Let me be clear about this. I am not saying that we can go ahead and do whatever the hell we want with impunity and full self-assurance. Rather, if there’s a nagging voice in the back of our heads making us feel strange about our positionality, it shouldn’t prevent us from taking any action. Instead, it should inspire us to take action to better analyze ourselves and our intentions.
Along with our lack of willingness to confront our insecurities comes our unwillingness to take more personal responsibility. If we’ve caused hurt, it is at those points that it is most important to loop back around and acknowledge it, rather than scurrying off in shame or giving up on making decisions. We want to remove ourselves as much as possible from our work – to reap our successes and wash our hands of our failures – and this, yet again, demonstrates our astounding lack of faith in ourselves and why we make the decisions we make.

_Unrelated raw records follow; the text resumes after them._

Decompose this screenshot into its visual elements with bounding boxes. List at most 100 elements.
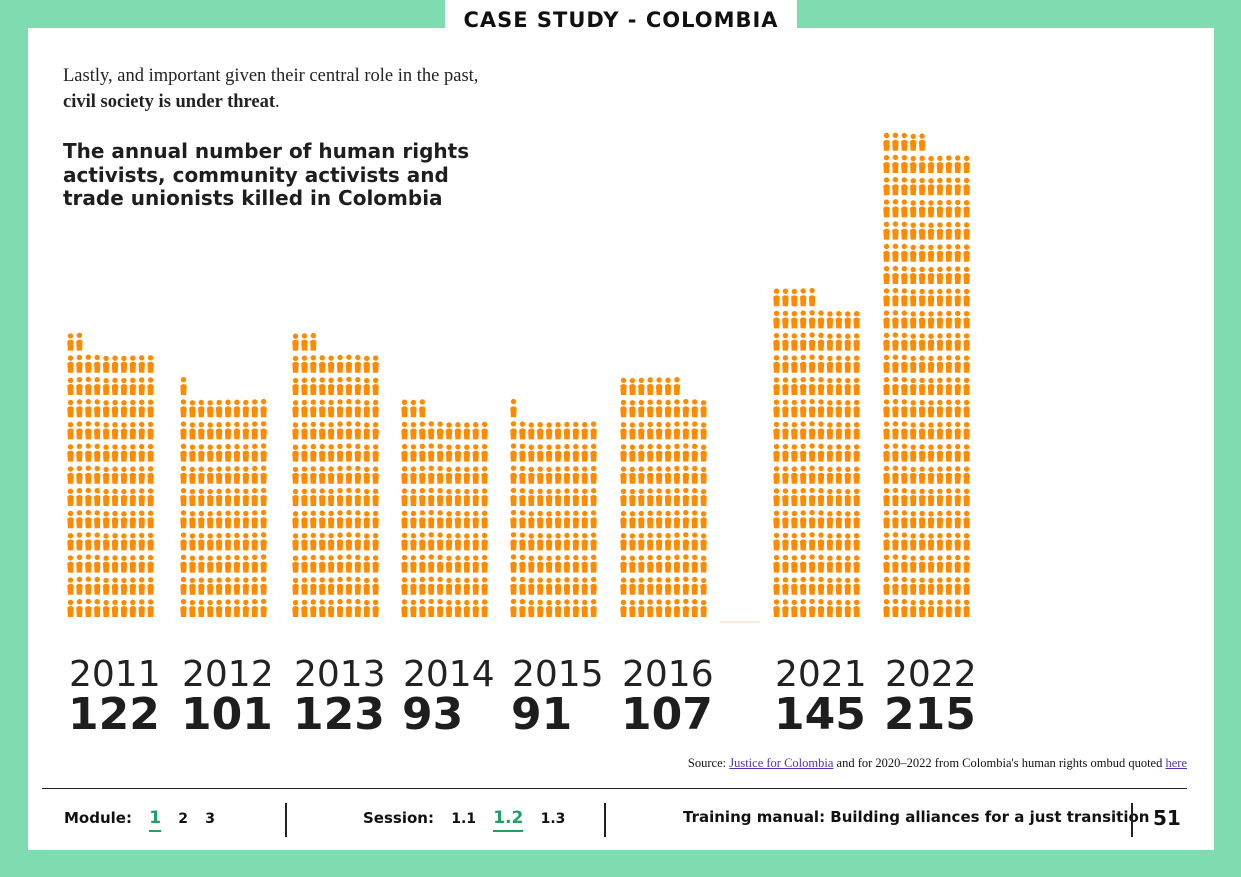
person-icon xyxy=(563,466,571,484)
person-icon xyxy=(590,465,597,484)
person-icon xyxy=(472,444,479,462)
person-icon xyxy=(111,399,119,418)
person-icon xyxy=(528,422,535,440)
person-icon xyxy=(292,533,299,551)
person-icon xyxy=(207,444,214,462)
person-icon xyxy=(120,577,128,595)
person-icon xyxy=(945,266,952,284)
person-icon xyxy=(94,377,101,395)
intro-after: . xyxy=(275,92,280,112)
person-icon xyxy=(292,599,299,617)
person-icon xyxy=(301,577,308,595)
person-icon xyxy=(918,399,926,418)
module-2-link[interactable]: 2 xyxy=(178,811,189,827)
value-label: 101 xyxy=(181,689,273,740)
session-1-2-link[interactable]: 1.2 xyxy=(493,808,524,832)
person-icon xyxy=(301,333,308,351)
person-icon xyxy=(102,400,110,418)
person-icon xyxy=(963,355,970,373)
person-icon xyxy=(673,532,681,551)
person-icon xyxy=(826,355,834,373)
person-icon xyxy=(620,555,627,573)
person-icon xyxy=(242,577,249,595)
person-icon xyxy=(901,554,908,573)
person-icon xyxy=(419,554,426,573)
person-icon xyxy=(401,466,408,484)
person-icon xyxy=(372,510,379,529)
person-icon xyxy=(901,132,908,151)
person-icon xyxy=(319,532,326,551)
person-icon xyxy=(147,532,154,551)
person-icon xyxy=(664,533,672,551)
person-icon xyxy=(892,398,899,418)
person-icon xyxy=(655,421,663,440)
person-icon xyxy=(545,466,553,484)
person-icon xyxy=(936,200,944,218)
person-icon xyxy=(817,310,825,329)
person-icon xyxy=(826,377,834,395)
person-icon xyxy=(233,421,241,440)
person-icon xyxy=(572,577,579,595)
person-icon xyxy=(800,510,807,529)
person-icon xyxy=(120,422,128,440)
person-icon xyxy=(301,510,308,529)
person-icon xyxy=(682,509,689,529)
session-1-3-link[interactable]: 1.3 xyxy=(540,811,566,827)
person-icon xyxy=(94,443,101,462)
person-icon xyxy=(647,532,654,551)
person-icon xyxy=(844,377,851,395)
person-icon xyxy=(419,599,426,617)
person-icon xyxy=(963,555,970,573)
page-number: 51 xyxy=(1153,806,1181,830)
year-label: 2011 xyxy=(69,654,161,695)
person-icon xyxy=(664,510,672,529)
person-icon xyxy=(554,577,562,595)
person-icon xyxy=(927,377,935,395)
module-3-link[interactable]: 3 xyxy=(205,811,216,827)
person-icon xyxy=(138,466,145,484)
person-icon xyxy=(401,488,408,506)
manual-title: Training manual: Building alliances for … xyxy=(683,808,1150,826)
person-icon xyxy=(319,443,326,462)
source-link-here[interactable]: here xyxy=(1165,756,1187,770)
person-icon xyxy=(345,465,353,484)
person-icon xyxy=(844,511,851,529)
person-icon xyxy=(936,155,944,173)
person-icon xyxy=(638,399,645,418)
person-icon xyxy=(901,266,908,284)
person-icon xyxy=(954,510,961,529)
person-icon xyxy=(189,599,196,617)
person-icon xyxy=(664,399,672,418)
person-icon xyxy=(910,511,917,529)
person-icon xyxy=(94,399,101,418)
person-icon xyxy=(927,400,935,418)
person-icon xyxy=(673,399,681,418)
person-icon xyxy=(800,399,807,418)
person-icon xyxy=(782,443,789,462)
person-icon xyxy=(927,266,935,284)
person-icon xyxy=(345,398,353,418)
person-icon xyxy=(463,422,470,440)
person-icon xyxy=(826,444,834,462)
person-icon xyxy=(147,488,154,506)
person-icon xyxy=(936,177,944,196)
person-icon xyxy=(537,488,544,506)
person-icon xyxy=(481,488,488,506)
person-icon xyxy=(927,355,935,373)
person-icon xyxy=(638,555,645,573)
person-icon xyxy=(363,555,370,573)
person-icon xyxy=(835,599,842,617)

All of this is not written to say that existing, mainstream models of philanthropy cannot find success. This argument certainly isn’t predicated on the limiting factor of a defined resource pool (that is, the amount of money metered out per annum for charitable causes). However, these are not the complaints I observed during that initial meeting. The major concern was that we are stuck in our inability to find the “right solution,” and I am simply positing an alternative vision for the role funders need to take.
What if funders’ ultimate goal was a world in which philanthropy were no longer necessary? To get there, we need to work on more trust falls.